A handful of cultivars have been selected. A weeping form, ‘Pendula’; a white flowered form, ‘Albiflora’; and one with crinkled leaves, ‘Crispa’ are listed.
Amorpha fruticosa occurs in almost the entire United States and southern Canada. It is a characteristic component in open wetlands, stream banks, swamp edges and bogs. False indigo is cultivated as an ornamental and occasionally escapes, naturalizing in the wild.
Prune false indigo in late winter or early spring to maintain a pleasing shape, otherwise it tends to get leggy and sloppy. Light: False indigo thrives in full sun and does well in light shade, too. Moisture: Although false indigo usually is encountered growing on a river bank or the edge of a swamp, once established in cultivation, it is quite tolerant of dry conditions. False indigo likes a well drained, sandy soil but can tolerate periods of flooding. Hardiness: USDA Zones 4 - 9 . Propagation: Rooted suckers from the base of the plant can be separated to start new plants. Stem tips can be rooted fairly easily. Seeds have a hard coating and can take a long time to germinate. Still, false indigo can self seed and may even form a thicket.
The flowers of false indigo are very showy, and the shrub works well in informal mixed shrub borders or for naturalizing in wildflower/shrub gardens. False indigo tolerates poor sandy soils, dry soils, limey soils, acidic soils and soils that get flooded occasionally. False indigo is sometimes used for erosion control and makes an excellent addition to a rain garden. Without remedial pruning, false indigo can become a leggy and ungainly shrub with most of its foliage concentrated near the top.

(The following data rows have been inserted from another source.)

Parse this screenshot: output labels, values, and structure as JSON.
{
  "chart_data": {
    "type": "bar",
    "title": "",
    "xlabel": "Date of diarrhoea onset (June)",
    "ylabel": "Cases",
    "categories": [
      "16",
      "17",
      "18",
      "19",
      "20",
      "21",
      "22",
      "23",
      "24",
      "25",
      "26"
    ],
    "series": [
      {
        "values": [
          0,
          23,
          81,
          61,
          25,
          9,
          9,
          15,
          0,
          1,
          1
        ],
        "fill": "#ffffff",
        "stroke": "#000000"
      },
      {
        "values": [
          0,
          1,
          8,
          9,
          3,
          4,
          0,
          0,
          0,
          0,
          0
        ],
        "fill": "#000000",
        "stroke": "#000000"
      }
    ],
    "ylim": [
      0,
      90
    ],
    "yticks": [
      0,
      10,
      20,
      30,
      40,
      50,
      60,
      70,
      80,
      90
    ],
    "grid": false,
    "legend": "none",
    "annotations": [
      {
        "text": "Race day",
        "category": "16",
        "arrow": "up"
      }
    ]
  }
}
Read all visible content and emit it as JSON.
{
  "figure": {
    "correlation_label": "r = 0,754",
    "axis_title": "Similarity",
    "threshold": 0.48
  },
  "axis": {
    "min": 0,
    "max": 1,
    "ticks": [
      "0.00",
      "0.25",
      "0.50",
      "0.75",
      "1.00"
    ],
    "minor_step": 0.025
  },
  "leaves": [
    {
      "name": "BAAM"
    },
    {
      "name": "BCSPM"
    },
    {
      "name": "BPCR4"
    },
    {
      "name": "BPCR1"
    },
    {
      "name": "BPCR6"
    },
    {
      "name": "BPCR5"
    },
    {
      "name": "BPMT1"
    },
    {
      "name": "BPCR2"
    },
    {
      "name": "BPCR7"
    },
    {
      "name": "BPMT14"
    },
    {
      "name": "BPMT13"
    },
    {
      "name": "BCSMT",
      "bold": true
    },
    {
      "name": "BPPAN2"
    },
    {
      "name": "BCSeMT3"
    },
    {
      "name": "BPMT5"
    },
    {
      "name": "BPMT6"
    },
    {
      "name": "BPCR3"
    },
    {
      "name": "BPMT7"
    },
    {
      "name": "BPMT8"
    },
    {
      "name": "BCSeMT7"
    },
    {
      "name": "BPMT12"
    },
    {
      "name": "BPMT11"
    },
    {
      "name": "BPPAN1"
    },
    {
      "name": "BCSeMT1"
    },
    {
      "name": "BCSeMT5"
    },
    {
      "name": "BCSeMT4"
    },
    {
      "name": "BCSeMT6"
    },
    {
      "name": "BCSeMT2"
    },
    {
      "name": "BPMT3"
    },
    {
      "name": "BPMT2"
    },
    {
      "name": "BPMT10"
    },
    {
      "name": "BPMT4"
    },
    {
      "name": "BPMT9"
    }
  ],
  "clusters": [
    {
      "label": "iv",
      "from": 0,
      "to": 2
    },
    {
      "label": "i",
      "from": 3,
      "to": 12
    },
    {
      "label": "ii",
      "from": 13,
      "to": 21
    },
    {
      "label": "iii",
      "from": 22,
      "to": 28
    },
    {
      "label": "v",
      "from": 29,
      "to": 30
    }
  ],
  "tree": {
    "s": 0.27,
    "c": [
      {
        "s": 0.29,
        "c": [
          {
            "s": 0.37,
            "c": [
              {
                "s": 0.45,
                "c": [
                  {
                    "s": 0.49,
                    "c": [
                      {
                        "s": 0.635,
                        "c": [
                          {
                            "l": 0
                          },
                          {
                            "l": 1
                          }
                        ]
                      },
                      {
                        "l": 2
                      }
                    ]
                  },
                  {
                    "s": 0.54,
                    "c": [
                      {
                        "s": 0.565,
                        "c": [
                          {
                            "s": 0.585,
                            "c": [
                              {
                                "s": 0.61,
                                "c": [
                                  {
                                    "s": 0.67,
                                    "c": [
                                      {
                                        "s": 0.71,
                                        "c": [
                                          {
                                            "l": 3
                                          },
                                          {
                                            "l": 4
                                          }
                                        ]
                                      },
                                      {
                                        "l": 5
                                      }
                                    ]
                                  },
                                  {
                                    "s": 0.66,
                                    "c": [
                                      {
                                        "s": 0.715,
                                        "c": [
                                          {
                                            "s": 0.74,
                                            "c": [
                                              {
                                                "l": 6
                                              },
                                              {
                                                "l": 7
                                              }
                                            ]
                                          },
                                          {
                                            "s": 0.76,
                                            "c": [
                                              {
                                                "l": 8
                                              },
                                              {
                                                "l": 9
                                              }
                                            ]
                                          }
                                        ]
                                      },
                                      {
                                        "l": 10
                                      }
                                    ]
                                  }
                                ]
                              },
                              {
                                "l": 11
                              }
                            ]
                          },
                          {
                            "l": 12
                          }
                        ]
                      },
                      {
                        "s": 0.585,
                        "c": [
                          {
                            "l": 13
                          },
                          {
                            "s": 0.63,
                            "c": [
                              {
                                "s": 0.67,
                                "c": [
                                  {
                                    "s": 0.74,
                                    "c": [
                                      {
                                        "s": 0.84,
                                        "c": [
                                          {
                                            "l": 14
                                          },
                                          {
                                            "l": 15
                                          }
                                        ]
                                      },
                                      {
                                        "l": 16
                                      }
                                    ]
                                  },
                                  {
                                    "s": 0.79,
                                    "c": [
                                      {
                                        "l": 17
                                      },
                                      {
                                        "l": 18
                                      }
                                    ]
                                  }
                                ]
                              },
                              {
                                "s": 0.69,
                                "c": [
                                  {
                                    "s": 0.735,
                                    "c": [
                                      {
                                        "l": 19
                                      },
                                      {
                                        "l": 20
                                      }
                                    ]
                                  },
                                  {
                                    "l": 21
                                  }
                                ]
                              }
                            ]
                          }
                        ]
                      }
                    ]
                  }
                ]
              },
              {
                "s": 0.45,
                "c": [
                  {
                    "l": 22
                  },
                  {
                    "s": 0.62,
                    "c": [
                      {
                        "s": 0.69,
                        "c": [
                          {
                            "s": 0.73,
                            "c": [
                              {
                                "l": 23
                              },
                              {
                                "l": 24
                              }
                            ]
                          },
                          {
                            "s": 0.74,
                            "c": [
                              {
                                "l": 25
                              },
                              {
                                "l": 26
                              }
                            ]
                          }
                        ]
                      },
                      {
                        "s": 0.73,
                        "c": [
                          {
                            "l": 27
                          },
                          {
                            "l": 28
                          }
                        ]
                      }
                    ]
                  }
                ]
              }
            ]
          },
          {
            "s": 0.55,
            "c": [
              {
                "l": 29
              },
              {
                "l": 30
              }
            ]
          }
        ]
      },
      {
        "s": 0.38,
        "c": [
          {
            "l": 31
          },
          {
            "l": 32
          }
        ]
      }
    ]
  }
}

Butterflies nectar at false indigo flowers and the caterpillars of several species dine on the leaves. The flowers are pollinated by various kinds of bees.
This native American makes a great substitute for the Chinese butterfly bush (Buddleja davidii).
Under ideal growing conditions, false indigo can become weedy and even invasive, and is considered so in parts of New England and the Northeast. No doubt some portions of its very wide distribution can be attributed to escapees from cultivation.